Detroit After-School Program Teaches Youth Business Of Food

July 30, 2014 |

Photo courtesy of Detroit Food Academy

Photo courtesy of Detroit Food Academy

Food entrepreneurship as an after-school activity? Over the last few years, Detroit Food Academy has been making exactly this a reality for young people in the Motor City.

With help from local educators, schools and food businesses, the nonprofit project teaches food preparation and leadership skills to Detroit high school students through after-school programming. Youth participants learn what it’s like run their own business and get a chance to whip up recipes and debut them at a pop-up-style event. Graduates of DFA’s fall-through-spring school program also have the opportunity to apply for summer internships.

Executive Director Jen Rusciano tells Seedstock the project uses food entrepreneurship as a lens to explore social issues like racism, gentrification and food access.

“Food becomes a real good way to have those conversations,” she says. “Local food is a great way to see how economics can be beyond profit and really improve our community. When you meet your farmer at the market or producer of popcorn, they’re really talking more about their relationship with the community rather than what price point they’ve met.”

This past last year, 100 youth from a mix of six Detroit public, charter and Educational Achievement Authority schools participated in the after-school program; twenty-five were placed in summer internships.

Impressive numbers for a project that started less than five years ago. Back in 2011, a summer-only prototype was launched then known as the Detroit Youth Food Brigade. That name was eventually dropped, because students found it too much of a tongue twister.

Under the early incarnation, students from high schools and community organizations across the city helped create and sell value-added food products with vendors at Eastern Market, a Detroit farmers’ market and nonprofit that provided money for the project. It proved popular and other schools got on board.

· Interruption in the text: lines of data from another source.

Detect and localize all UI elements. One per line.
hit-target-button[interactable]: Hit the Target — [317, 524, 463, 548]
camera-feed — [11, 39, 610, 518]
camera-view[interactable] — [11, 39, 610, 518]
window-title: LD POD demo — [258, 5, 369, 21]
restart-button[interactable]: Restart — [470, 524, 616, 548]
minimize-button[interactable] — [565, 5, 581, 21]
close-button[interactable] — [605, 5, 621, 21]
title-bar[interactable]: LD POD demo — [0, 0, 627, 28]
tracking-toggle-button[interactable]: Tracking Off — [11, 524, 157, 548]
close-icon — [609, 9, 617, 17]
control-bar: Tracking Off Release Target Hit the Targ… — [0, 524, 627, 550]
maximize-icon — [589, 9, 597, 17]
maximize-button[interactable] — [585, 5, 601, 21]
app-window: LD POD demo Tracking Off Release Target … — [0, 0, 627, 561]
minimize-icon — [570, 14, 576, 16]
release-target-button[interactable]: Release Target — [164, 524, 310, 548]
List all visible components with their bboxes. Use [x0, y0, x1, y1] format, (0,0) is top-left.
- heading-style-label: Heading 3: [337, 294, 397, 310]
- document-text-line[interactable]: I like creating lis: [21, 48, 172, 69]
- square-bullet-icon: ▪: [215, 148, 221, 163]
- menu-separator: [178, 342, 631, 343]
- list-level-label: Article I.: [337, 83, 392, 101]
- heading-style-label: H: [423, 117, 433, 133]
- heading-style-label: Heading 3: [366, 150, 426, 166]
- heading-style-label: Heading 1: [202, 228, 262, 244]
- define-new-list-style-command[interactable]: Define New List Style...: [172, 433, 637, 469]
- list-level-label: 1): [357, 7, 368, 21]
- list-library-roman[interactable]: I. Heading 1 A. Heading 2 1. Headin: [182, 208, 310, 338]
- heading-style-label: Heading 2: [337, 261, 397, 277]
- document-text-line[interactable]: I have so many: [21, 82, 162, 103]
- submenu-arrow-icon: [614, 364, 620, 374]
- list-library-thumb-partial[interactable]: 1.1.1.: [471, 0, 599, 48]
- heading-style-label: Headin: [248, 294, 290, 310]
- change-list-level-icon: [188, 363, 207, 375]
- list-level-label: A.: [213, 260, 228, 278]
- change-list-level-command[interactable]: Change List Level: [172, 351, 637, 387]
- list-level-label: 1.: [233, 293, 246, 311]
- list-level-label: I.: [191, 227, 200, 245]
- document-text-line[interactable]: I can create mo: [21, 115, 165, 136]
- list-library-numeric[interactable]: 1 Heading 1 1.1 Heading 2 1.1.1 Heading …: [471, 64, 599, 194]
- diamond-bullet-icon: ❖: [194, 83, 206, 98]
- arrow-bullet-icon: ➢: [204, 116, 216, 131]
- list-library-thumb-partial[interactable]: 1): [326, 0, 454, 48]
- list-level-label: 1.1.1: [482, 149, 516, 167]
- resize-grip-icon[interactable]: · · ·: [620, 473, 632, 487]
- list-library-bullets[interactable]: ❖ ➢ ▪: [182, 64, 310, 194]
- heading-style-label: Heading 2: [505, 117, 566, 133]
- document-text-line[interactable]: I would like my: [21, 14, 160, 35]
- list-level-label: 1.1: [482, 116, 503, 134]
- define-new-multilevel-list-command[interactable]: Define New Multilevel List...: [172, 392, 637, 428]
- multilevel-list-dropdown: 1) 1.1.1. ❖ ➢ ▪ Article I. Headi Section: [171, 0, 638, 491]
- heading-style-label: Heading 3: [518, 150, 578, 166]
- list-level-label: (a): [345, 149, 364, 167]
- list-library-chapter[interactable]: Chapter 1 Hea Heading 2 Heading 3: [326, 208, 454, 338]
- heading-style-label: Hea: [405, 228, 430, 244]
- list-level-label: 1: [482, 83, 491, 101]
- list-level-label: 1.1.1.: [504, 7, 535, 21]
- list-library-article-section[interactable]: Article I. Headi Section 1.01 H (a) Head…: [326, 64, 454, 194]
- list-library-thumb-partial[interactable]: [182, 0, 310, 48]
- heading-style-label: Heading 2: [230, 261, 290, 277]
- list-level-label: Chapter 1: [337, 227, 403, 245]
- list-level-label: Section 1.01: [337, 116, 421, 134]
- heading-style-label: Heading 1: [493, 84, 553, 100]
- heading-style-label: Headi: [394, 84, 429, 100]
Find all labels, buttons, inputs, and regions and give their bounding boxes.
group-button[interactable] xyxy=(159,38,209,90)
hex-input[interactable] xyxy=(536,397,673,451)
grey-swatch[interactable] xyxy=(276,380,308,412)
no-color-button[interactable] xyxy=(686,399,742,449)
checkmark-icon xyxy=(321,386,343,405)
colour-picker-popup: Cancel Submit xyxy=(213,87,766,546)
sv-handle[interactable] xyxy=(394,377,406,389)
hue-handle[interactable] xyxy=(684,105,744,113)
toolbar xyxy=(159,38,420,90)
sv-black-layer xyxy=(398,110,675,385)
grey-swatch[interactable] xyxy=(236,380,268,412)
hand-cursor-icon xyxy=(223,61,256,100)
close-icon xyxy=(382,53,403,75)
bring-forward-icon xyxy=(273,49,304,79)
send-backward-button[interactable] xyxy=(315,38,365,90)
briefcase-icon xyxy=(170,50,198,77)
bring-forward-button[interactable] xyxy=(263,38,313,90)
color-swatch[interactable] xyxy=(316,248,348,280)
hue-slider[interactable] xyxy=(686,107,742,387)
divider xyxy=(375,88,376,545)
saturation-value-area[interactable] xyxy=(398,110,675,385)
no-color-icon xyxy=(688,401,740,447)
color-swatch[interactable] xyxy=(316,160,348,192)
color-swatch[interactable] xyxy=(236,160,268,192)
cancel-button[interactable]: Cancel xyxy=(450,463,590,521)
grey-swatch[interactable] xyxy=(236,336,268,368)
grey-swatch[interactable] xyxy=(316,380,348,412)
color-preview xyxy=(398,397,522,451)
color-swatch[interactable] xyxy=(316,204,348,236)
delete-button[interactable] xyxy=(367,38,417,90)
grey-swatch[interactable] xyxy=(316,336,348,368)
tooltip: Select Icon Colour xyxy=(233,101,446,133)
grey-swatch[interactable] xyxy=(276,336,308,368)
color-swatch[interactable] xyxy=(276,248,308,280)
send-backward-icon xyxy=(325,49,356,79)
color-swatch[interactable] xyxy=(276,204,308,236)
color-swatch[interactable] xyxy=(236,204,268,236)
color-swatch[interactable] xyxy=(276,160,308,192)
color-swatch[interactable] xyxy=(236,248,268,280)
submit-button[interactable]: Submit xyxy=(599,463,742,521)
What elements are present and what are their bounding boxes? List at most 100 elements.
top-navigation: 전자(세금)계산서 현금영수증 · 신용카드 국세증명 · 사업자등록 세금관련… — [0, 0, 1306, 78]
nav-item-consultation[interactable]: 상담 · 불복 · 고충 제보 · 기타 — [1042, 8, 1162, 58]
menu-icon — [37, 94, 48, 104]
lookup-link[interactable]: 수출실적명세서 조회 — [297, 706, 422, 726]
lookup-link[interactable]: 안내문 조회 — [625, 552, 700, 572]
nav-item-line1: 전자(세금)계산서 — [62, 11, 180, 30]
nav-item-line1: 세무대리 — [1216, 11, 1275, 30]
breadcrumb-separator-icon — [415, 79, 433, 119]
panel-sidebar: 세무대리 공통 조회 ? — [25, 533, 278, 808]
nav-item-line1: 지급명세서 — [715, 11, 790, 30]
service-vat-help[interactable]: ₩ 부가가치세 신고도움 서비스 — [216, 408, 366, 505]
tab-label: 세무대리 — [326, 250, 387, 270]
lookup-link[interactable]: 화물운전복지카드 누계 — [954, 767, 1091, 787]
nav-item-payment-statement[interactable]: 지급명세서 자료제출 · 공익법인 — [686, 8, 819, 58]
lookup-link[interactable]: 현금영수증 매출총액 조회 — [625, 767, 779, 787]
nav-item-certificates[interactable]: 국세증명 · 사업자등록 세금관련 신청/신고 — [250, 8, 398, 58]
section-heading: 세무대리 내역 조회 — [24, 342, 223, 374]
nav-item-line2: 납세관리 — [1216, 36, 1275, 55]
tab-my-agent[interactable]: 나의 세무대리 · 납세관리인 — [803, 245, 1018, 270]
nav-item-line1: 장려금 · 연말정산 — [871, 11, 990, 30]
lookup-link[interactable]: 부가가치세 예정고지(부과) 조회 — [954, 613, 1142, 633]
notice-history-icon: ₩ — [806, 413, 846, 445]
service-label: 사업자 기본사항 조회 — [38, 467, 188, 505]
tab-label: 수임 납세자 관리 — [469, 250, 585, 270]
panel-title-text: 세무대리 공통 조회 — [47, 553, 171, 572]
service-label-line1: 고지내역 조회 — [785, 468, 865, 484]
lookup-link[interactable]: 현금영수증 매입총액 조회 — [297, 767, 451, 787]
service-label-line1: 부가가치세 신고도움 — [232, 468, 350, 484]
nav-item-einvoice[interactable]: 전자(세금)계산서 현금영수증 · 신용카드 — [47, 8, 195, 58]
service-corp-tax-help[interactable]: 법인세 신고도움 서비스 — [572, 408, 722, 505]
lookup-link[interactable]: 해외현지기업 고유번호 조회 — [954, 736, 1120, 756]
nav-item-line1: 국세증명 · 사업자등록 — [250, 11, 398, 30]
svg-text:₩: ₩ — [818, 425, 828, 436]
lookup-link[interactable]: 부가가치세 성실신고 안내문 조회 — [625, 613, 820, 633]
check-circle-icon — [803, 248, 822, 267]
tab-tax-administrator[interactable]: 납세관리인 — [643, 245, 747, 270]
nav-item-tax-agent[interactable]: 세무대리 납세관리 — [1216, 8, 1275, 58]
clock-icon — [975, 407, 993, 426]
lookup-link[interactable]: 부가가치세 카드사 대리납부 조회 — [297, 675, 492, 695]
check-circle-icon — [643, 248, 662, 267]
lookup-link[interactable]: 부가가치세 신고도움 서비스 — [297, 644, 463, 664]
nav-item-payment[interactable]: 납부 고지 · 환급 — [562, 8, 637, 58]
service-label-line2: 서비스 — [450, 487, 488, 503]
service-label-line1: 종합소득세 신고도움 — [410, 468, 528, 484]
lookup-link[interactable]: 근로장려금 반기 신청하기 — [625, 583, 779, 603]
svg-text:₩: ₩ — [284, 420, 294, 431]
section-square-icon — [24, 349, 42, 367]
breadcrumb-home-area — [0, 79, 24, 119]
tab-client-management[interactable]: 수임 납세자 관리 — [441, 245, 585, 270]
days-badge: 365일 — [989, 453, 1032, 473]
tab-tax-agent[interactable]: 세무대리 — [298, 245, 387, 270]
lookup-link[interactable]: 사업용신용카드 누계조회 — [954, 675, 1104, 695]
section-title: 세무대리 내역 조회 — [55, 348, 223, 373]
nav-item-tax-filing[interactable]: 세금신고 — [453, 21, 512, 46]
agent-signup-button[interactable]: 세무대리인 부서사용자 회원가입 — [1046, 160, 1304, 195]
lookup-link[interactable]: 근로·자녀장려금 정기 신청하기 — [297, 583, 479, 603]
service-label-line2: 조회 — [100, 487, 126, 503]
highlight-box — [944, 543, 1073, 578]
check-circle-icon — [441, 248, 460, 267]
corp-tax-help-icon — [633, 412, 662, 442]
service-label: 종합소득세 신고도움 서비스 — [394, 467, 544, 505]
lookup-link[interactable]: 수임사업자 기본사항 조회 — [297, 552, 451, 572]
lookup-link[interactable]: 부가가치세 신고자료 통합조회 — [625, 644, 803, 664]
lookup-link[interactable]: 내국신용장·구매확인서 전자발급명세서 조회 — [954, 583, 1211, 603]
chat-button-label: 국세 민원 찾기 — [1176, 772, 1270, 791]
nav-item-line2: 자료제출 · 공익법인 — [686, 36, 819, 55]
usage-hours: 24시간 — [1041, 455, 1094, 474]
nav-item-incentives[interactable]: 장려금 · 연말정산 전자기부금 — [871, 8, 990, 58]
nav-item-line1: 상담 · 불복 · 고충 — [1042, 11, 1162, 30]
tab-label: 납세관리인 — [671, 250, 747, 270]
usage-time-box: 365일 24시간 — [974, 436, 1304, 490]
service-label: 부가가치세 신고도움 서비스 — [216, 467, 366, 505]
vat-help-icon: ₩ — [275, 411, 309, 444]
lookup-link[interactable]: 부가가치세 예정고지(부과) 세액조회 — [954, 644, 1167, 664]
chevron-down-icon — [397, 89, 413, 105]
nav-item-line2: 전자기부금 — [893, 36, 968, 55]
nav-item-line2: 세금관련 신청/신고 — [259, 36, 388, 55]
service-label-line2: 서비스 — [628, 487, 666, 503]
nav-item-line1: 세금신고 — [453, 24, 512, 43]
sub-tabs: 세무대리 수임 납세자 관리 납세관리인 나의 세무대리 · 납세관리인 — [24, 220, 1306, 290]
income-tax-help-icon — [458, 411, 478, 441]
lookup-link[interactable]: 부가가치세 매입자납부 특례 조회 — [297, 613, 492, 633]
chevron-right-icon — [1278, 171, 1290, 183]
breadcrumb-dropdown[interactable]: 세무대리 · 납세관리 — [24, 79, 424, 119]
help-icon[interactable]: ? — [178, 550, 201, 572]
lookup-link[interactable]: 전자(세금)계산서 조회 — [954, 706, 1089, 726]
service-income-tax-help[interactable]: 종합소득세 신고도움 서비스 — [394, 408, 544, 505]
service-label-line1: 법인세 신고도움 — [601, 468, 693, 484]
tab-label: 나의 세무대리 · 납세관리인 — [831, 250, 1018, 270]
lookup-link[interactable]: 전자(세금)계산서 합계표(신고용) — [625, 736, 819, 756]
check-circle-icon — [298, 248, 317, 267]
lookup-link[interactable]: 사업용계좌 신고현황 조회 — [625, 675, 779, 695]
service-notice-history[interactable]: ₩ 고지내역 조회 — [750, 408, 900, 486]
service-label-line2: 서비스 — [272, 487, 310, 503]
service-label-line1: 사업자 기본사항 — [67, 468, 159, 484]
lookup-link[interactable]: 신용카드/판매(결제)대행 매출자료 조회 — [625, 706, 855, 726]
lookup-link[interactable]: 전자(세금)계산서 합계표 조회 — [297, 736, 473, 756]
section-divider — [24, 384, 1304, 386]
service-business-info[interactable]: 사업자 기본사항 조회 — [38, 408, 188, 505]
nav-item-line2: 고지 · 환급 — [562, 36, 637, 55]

After two seasons, students from Cody High’s Detroit Institute of Technology asked the organizers if they could continue the programming at their high school when fall classes began. Together they got the principal on board and created the first DFA year-long program.  With grant funding from groups like the Skillman Foundation and the United Way, the program transformed into its current setup.

During the school year, the program now takes place at student’s schools and is divided into two parts.

In the fall, students learn the basics of cooking and events planning–things like the right way to use knives, healthy nutrition and budgeting meals. They also take field trips to Detroit farms and businesses and participate in workshops with local chefs and others in the food industry.

The youth spend the spring semester developing their own food product while adhering to a triple “people, planet, profit” bottom line to ensure their business model respects the needs of the earth, local community and marketplace. At the end of the school year, students showcase food creations at a special “Market Day” event, which might be a meal for family and friends at their high school or a pop-up at a local grocery.

After completing the program, students are eligible for a chance at a summer internship that could involve launching their own businesses at Detroit grocery stores or farmers’ markets or developing culinary skills under the tutelage of a local mentor chef. For some, it’s their first summer job.

This year DFA students made Mitten Bites, little cookies made of oats, peanut butter, coconut flakes, honey, chocolate chips and other ingredients, formed into the shape of the State of Michigan. Other products have included granola, zucchini chips and dehydrated fruit.

Rusciano calls this hands-on teaching experiential learning and stresses that the youth themselves determine the course of their own education. As an example, she brings up a discussion DFA students had about food justice and the pricing of food.

“We suggested maybe we should walk up to some stores,” Rusciano says. “It turned into a  mini-presentation. Before we can we make our meal, we need to know where to buy them. We reached out to business owners and now have relationships with the owners of a couple of stores.”

One retailer even remarked it was the first time he’d ever been asked why he chose a particular price for a strawberry.

This relationship-building with community members is an important part of the program. In the past they’ve also had opportunities to connect with community gardeners, branding designers,  farmers’ market vendors and a Wayne State economics professor.

Rusciano says in all, 225 local youth have participated in DFA programming, and she believes it’s made quite a difference.

“We’ve definitely engaged a bunch of young people who after interacting with our program have developed more confidence and understand that our city is something to be proud of,” she says. “If we can help them build a career out if it, we want to make that happen.”